Back home in Bridgewater when the news of his death was received, the flag at the local Mechanics Institute was dropped to half-mast in his honour, and many tears were shed amongst family and friends.


Percy had never married, but in the January of 1919, a Miss Ina Stout of the Junction Hotel in Arnold, sent a letter to the authorities requesting a photo of his grave, which they forwarded to her. She also inserted a death notice in the local paper, concluding with the simple but heart-felt words, ‘So sadly missed’. Family lore says that before the war she had been spending time with both Percy and his brother Jack. She sent them both a photo of the group she hung around with, with her face smudged out. When they met up overseas and realised they both had a copy of the same photo, they compared notes and got one hell of a shock to discover they'd both been 'doing a line' with Ina. [pronounced eye-na]

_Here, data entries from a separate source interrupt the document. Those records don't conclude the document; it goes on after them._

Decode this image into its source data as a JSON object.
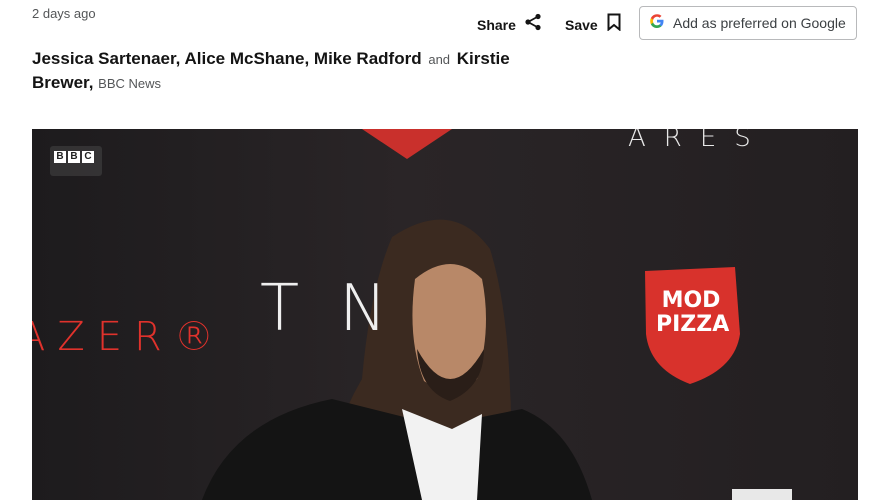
{
  "article": {
    "timestamp": "2 days ago",
    "byline": {
      "authors_primary": "Jessica Sartenaer, Alice McShane, Mike Radford",
      "conjunction": "and",
      "author_last": "Kirstie Brewer,",
      "organisation": "BBC News"
    }
  },
  "actions": {
    "share_label": "Share",
    "save_label": "Save",
    "google_label": "Add as preferred on Google",
    "icons": {
      "share": "share-icon",
      "save": "bookmark-icon",
      "google": "google-g-icon"
    }
  },
  "media": {
    "badge_letters": [
      "B",
      "B",
      "C"
    ],
    "backdrop_texts": {
      "ares": "ARES",
      "razer": "AZER®",
      "ton": "TN",
      "mod_line1": "MOD",
      "mod_line2": "PIZZA"
    }
  }
}
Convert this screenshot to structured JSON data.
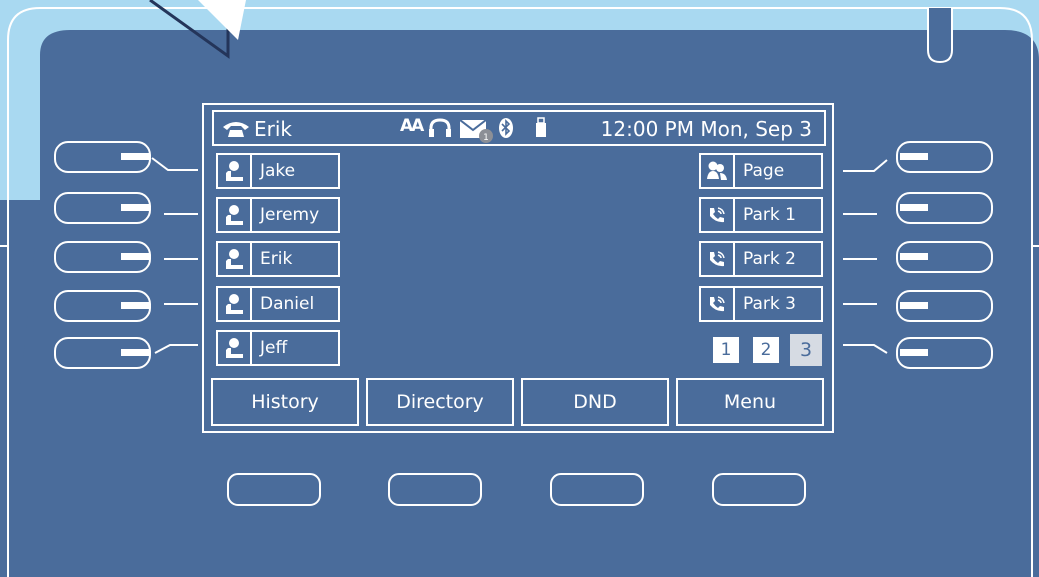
{
  "status": {
    "user": "Erik",
    "clock": "12:00 PM Mon, Sep 3",
    "mail_badge": "1",
    "icons": [
      "phone-handset-icon",
      "font-size-icon",
      "headset-icon",
      "mail-icon",
      "bluetooth-icon",
      "usb-icon"
    ]
  },
  "left_keys": [
    {
      "label": "Jake",
      "icon": "person-icon"
    },
    {
      "label": "Jeremy",
      "icon": "person-icon"
    },
    {
      "label": "Erik",
      "icon": "person-icon"
    },
    {
      "label": "Daniel",
      "icon": "person-icon"
    },
    {
      "label": "Jeff",
      "icon": "person-icon"
    }
  ],
  "right_keys": [
    {
      "label": "Page",
      "icon": "page-group-icon"
    },
    {
      "label": "Park 1",
      "icon": "park-call-icon"
    },
    {
      "label": "Park 2",
      "icon": "park-call-icon"
    },
    {
      "label": "Park 3",
      "icon": "park-call-icon"
    }
  ],
  "pages": {
    "labels": [
      "1",
      "2",
      "3"
    ],
    "active": "3"
  },
  "softkeys": [
    "History",
    "Directory",
    "DND",
    "Menu"
  ],
  "colors": {
    "body": "#4a6c9b",
    "backdrop": "#a9d9f1",
    "line": "#ffffff"
  }
}
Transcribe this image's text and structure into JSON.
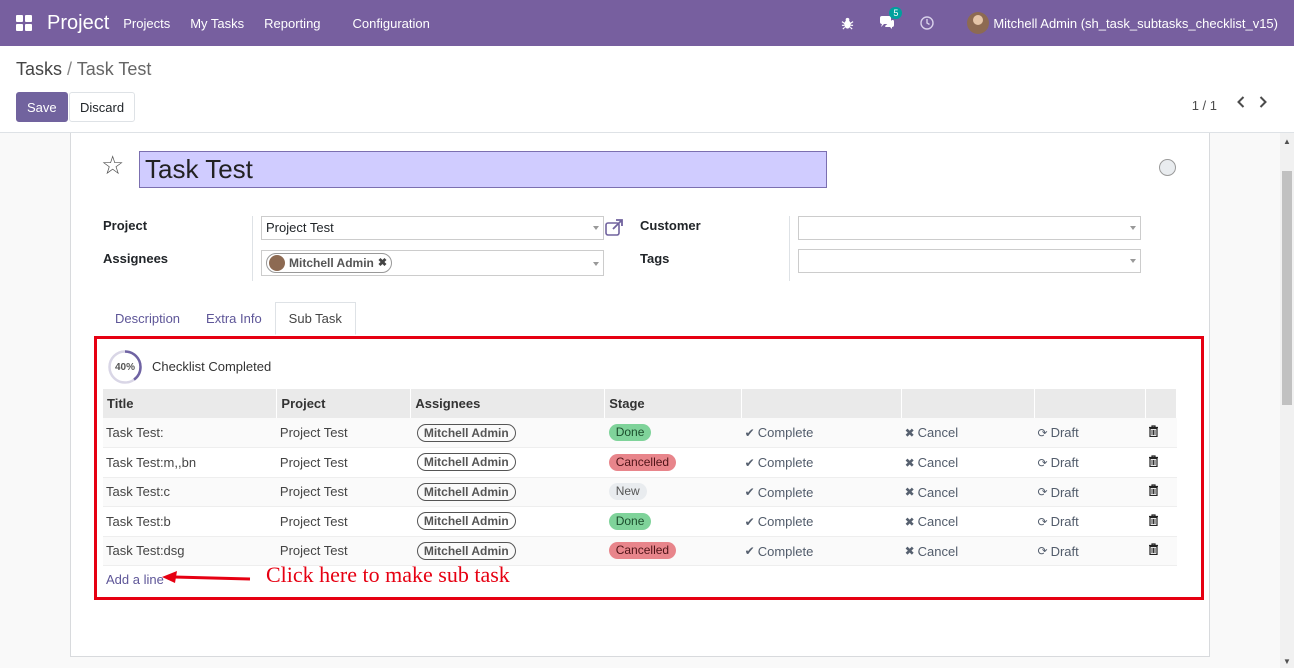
{
  "navbar": {
    "brand": "Project",
    "menu": [
      "Projects",
      "My Tasks",
      "Reporting",
      "Configuration"
    ],
    "chat_count": "5",
    "user": "Mitchell Admin (sh_task_subtasks_checklist_v15)"
  },
  "control": {
    "breadcrumb_parent": "Tasks",
    "breadcrumb_sep": "/",
    "breadcrumb_current": "Task Test",
    "save_label": "Save",
    "discard_label": "Discard",
    "pager": "1 / 1"
  },
  "form": {
    "title": "Task Test",
    "project_label": "Project",
    "project_value": "Project Test",
    "assignees_label": "Assignees",
    "assignee_tag": "Mitchell Admin",
    "customer_label": "Customer",
    "customer_value": "",
    "tags_label": "Tags",
    "tags_value": ""
  },
  "tabs": [
    "Description",
    "Extra Info",
    "Sub Task"
  ],
  "checklist": {
    "progress": "40%",
    "progress_fraction": 0.4,
    "label": "Checklist Completed"
  },
  "subtasks": {
    "headers": [
      "Title",
      "Project",
      "Assignees",
      "Stage",
      "",
      "",
      "",
      ""
    ],
    "rows": [
      {
        "title": "Task Test:",
        "project": "Project Test",
        "assignee": "Mitchell Admin",
        "stage": "Done",
        "stage_type": "done"
      },
      {
        "title": "Task Test:m,,bn",
        "project": "Project Test",
        "assignee": "Mitchell Admin",
        "stage": "Cancelled",
        "stage_type": "cancelled"
      },
      {
        "title": "Task Test:c",
        "project": "Project Test",
        "assignee": "Mitchell Admin",
        "stage": "New",
        "stage_type": "new"
      },
      {
        "title": "Task Test:b",
        "project": "Project Test",
        "assignee": "Mitchell Admin",
        "stage": "Done",
        "stage_type": "done"
      },
      {
        "title": "Task Test:dsg",
        "project": "Project Test",
        "assignee": "Mitchell Admin",
        "stage": "Cancelled",
        "stage_type": "cancelled"
      }
    ],
    "complete_label": "Complete",
    "cancel_label": "Cancel",
    "draft_label": "Draft",
    "add_line": "Add a line"
  },
  "annotation": "Click here to make sub task",
  "colors": {
    "navbar": "#775f9f",
    "primary_button": "#71639e",
    "highlight": "#e60012",
    "done": "#7fd39a",
    "cancelled": "#e8858b"
  }
}
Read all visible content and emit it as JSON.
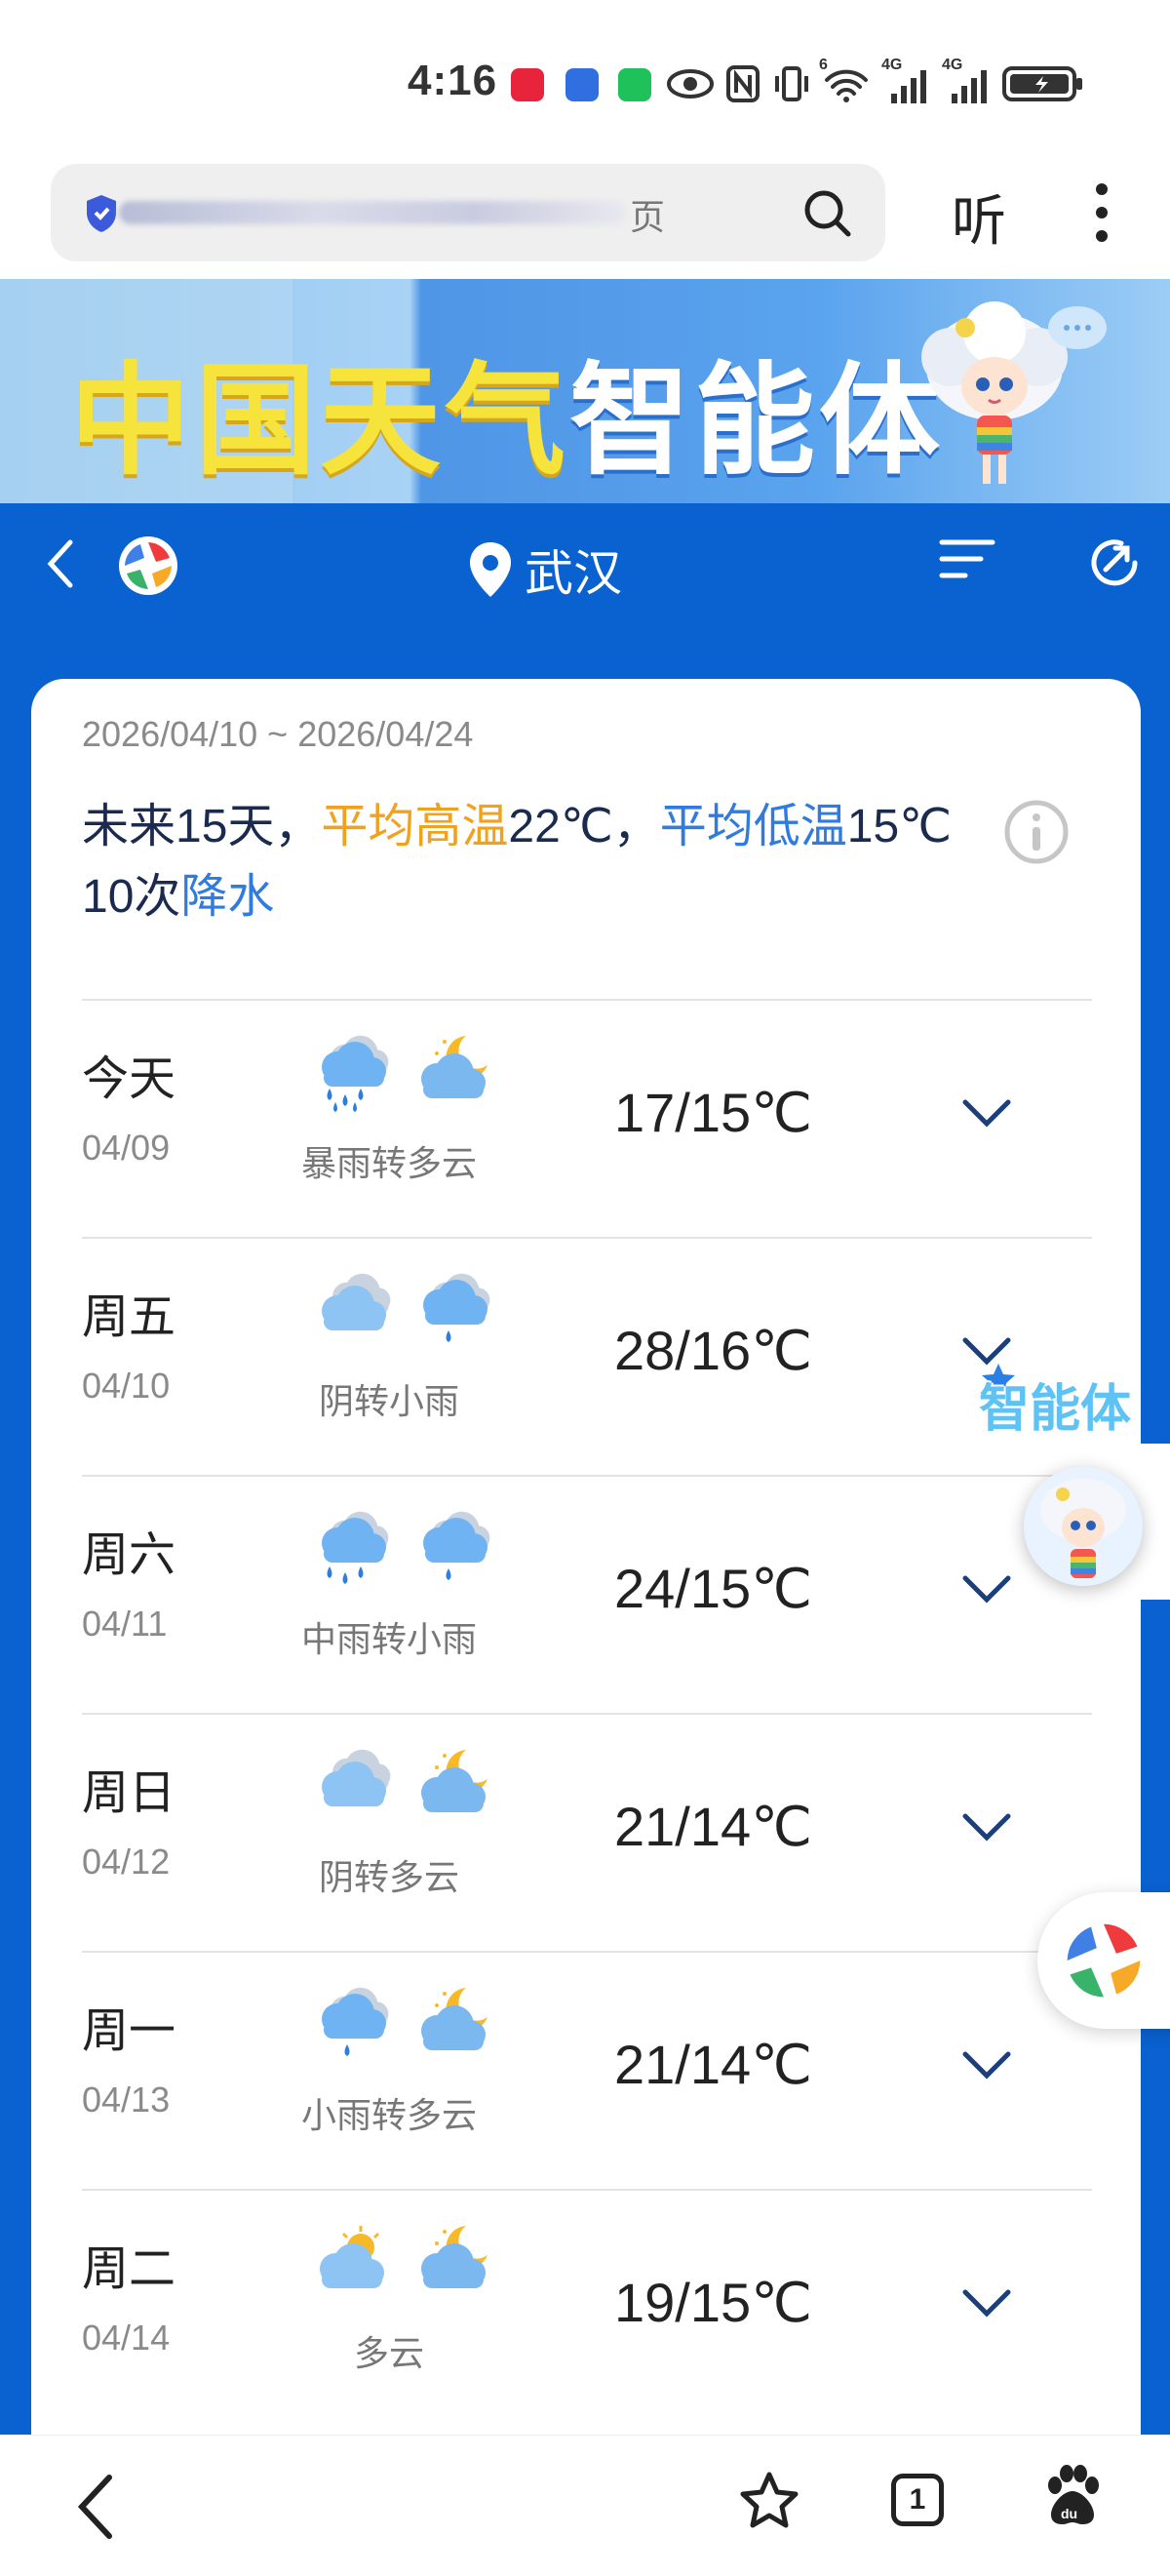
{
  "status_bar": {
    "time": "4:16",
    "network_a": "4G",
    "network_b": "4G",
    "wifi_badge": "6"
  },
  "browser": {
    "url_fragment": "页",
    "listen_label": "听"
  },
  "banner": {
    "title_part1": "中国天气",
    "title_part2": "智能体"
  },
  "header": {
    "city": "武汉"
  },
  "forecast": {
    "date_range": "2026/04/10 ~ 2026/04/24",
    "summary": {
      "prefix": "未来15天，",
      "high_label": "平均高温",
      "high_value": "22℃，",
      "low_label": "平均低温",
      "low_value": "15℃",
      "rain_count": "10次",
      "rain_label": "降水"
    },
    "days": [
      {
        "day": "今天",
        "date": "04/09",
        "desc": "暴雨转多云",
        "temp": "17/15℃",
        "icon_a": "heavy-rain-icon",
        "icon_b": "night-cloudy-icon"
      },
      {
        "day": "周五",
        "date": "04/10",
        "desc": "阴转小雨",
        "temp": "28/16℃",
        "icon_a": "overcast-icon",
        "icon_b": "light-rain-icon"
      },
      {
        "day": "周六",
        "date": "04/11",
        "desc": "中雨转小雨",
        "temp": "24/15℃",
        "icon_a": "moderate-rain-icon",
        "icon_b": "light-rain-icon"
      },
      {
        "day": "周日",
        "date": "04/12",
        "desc": "阴转多云",
        "temp": "21/14℃",
        "icon_a": "overcast-icon",
        "icon_b": "night-cloudy-icon"
      },
      {
        "day": "周一",
        "date": "04/13",
        "desc": "小雨转多云",
        "temp": "21/14℃",
        "icon_a": "light-rain-icon",
        "icon_b": "night-cloudy-icon"
      },
      {
        "day": "周二",
        "date": "04/14",
        "desc": "多云",
        "temp": "19/15℃",
        "icon_a": "day-cloudy-icon",
        "icon_b": "night-cloudy-icon"
      }
    ]
  },
  "floating": {
    "ai_label": "智能体"
  },
  "bottom_nav": {
    "tab_count": "1"
  },
  "colors": {
    "header_blue": "#0a62d1",
    "orange": "#f0a21e",
    "accent_blue": "#2f7be0"
  }
}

When Percy's War Medals were issued, his parents were both deceased, his mother having died when he was 14 & his father dying 8 months after him. As his eldest brother's whereabouts were unknown at the time, the medals were forwarded to his 2nd eldest brother, William. His name is engraved on his parent’s grave at the Bridgewater Cemetery.


A little over two years after his death, Percy was remembered in his land of rest, when on Anzac Day 1921, he was visited by the children from Harefield School. This saw the beginning of an annual pilgrimage, in which they place flowers on the graves of the 111 Anzacs & the Australian Nurse buried in St Mary’s Church Cemetery. The ceremony, still carried on today, ensures that Percy is well remembered in the land of his ancestors, as well as his land of birth.